Managing Soluble Salts

The presence of excessive soluble salts is perhaps the most limiting factor in the production of greenhouse crops. Generally speaking salt accumulations result from the use of poor quality irrigation water, over fertilization or growing media with an inherently high salt content. Although soluble salts can inhibit plant growth, when managed properly their effects may be reduced.

Salt Injury to Plants

Plant injury resulting from excessive soluble salts may first occur as a mild chlorosis of the foliage, later progressing to a necrosis of leaf tips and margins. This type of injury is largely attributed to the mobility of soluble salts within the plant. As these salts are rapidly translocated throughout the plant, they accumulate at the leaf tips and margins. Once the salts reach a toxic level they cause the characteristic “burn” associated with excessive salts.

Roots may also be injured by the presence of soluble salts. This often predisposes the plant to a wide range of root diseases (i.e., phythium, fusarium, etc.). Extreme injury may also interfere with water uptake and result in excessive wilting of the plant. It is extremely important to inspect the root systems of plants on a regular basis in order to monitor the effects of soluble salts.

Irrigation Water

Irrigation water is a major contributor of soluble salts to the growing medium. These occur primarily as salts of Na, Ca and Mg, although others may be present.

Soluble salts in irrigation water are measured in terms of electrical conductivity (EC). The higher the salt content the greater the EC. In general EC values exceeding 2.0 millimhos/ cc are considered detrimental to plant growth. Water quality should be monitored on a frequent basis in order to avoid potential problems from soluble salts.


Fertilizers are forms of salts and therefore contribute to the total soluble salt content of the growing medium. Depending on the inherent salt content of the irrigation water used, fertility levels must be adjusted to avoid salt accumulations.

Fertilizers are often classified by the amount of total salts they contain. This “salt index” can be used to determine the amount of salts contributed to the growing medium. Table 1 presents the salt index of a number of commonly used fertilizers.

Table 1. Relative salt index for several fertilizers.
Fertilizer Salt index
Sodium nitrate 100
Potassium chloride 116
Ammonium nitrate 105
Urea 75
Potassium nitrate 74
Ammonium sulfate 69
Calcium nitrate 53
Magnesium sulfate 44
Diammonium phosphate 34
Concentrated superphosphate 10
Gypsum 5

Sodium nitrate was arbitrarily set at 100. The lower the index value the smaller the contribution the fertilizer makes to the level of soluble salts.

Growing Media

Growing media can be formulated from a variety of components. These include peat, perlite, vermiculite, pine bark and others. Generally speaking these materials do not contain excessive quantities of soluble salts. However it is important to monitor the quality of media components carefully.

In some cases it is necessary to thoroughly leach a medium before using it. This is particularly important for seed germination and other forms of propagation. Leaching may be accomplished by running water through individual pots or trays prior to planting or by leaching the entire volume of bulk medium.

For a quantitative evaluation of this process the electrical conductivity of the leachate may be evaluated. When the EC is less than 2.0 millimhos the medium is free of excessive salts.

Managing Soluble Salts

Managing soluble salts involves an integrated approach to production. This includes the type of growing medium used, irrigation frequency, water quality, fertility regime and plant tolerance.

Growing media should contain a substantial quantity of large pores to facilitate good drainage. Media with these characteristics are easily leached and reduce the potential for the accumulation of soluble salts. When irrigating this medium it is important to apply enough water to allow sufficient quantities to leach through the container. Approximately 15-20% more water than the container can hold should be applied at each irrigation if the salt hazard is high. Water pressure must be adjusted to avoid overflow.
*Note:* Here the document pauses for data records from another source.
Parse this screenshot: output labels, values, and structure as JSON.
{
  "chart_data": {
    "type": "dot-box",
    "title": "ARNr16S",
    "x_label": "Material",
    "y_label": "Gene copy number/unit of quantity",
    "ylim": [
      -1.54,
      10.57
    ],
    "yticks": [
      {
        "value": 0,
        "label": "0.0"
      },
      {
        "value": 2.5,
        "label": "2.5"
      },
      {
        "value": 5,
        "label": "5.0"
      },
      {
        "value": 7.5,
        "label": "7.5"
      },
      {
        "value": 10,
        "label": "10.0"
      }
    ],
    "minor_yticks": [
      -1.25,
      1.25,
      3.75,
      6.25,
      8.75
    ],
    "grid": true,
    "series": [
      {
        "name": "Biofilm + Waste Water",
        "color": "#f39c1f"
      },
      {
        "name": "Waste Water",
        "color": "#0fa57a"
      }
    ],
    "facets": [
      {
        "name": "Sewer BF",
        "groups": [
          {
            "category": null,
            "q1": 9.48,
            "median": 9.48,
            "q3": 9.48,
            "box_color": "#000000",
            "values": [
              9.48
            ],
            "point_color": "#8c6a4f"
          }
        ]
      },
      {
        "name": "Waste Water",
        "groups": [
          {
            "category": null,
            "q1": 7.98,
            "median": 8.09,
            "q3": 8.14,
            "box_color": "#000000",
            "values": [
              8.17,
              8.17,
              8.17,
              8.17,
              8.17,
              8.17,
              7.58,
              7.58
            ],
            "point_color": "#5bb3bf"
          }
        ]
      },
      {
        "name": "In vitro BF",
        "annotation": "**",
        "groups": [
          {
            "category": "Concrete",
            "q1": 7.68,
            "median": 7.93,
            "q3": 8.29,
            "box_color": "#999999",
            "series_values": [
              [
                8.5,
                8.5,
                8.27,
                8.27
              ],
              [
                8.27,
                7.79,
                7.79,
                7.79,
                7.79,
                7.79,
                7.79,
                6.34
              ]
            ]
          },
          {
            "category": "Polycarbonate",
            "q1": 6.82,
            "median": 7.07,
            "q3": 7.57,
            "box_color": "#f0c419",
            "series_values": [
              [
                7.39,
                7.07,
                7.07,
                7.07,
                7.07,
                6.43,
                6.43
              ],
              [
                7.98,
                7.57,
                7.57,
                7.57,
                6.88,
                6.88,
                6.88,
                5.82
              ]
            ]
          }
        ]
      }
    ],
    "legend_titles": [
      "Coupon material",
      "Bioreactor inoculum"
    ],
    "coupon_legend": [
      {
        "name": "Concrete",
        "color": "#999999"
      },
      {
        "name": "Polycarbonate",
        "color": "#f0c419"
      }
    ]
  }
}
Since the concentration of soluble salts in plant tissues increases as moisture levels decrease, it is important to monitor the water content of the growing medium. In the presence of excessive soluble salts, growing media should not be allowed to dry out. Maintaining adequate moisture levels can be difficult in porous growing media and requires careful attention.

Providing adequate fertility is important in maintaining optimum plant growth. However if fertility levels are too high injury from soluble salts may occur. Determining the amount of nutrients to use must be based on the quality of irrigation water as well as the fertilizer’s salt index. Generally most fertility regimes used for the production of potted greenhouse crops are between 150 and 350 ppm (N). Higher levels of fertility create a much greater potential for injury from soluble salts.

Perhaps the most effective means of managing soluble salts is to avoid producing salt sensitive plants. Each plant species has a distinct response to salt accumulations and growers often can select those with tolerance. Among the plants with a known susceptibility to soluble salts are chlorophytum, African violets, calceolaria, chrysanthemums, geraniums and petunias.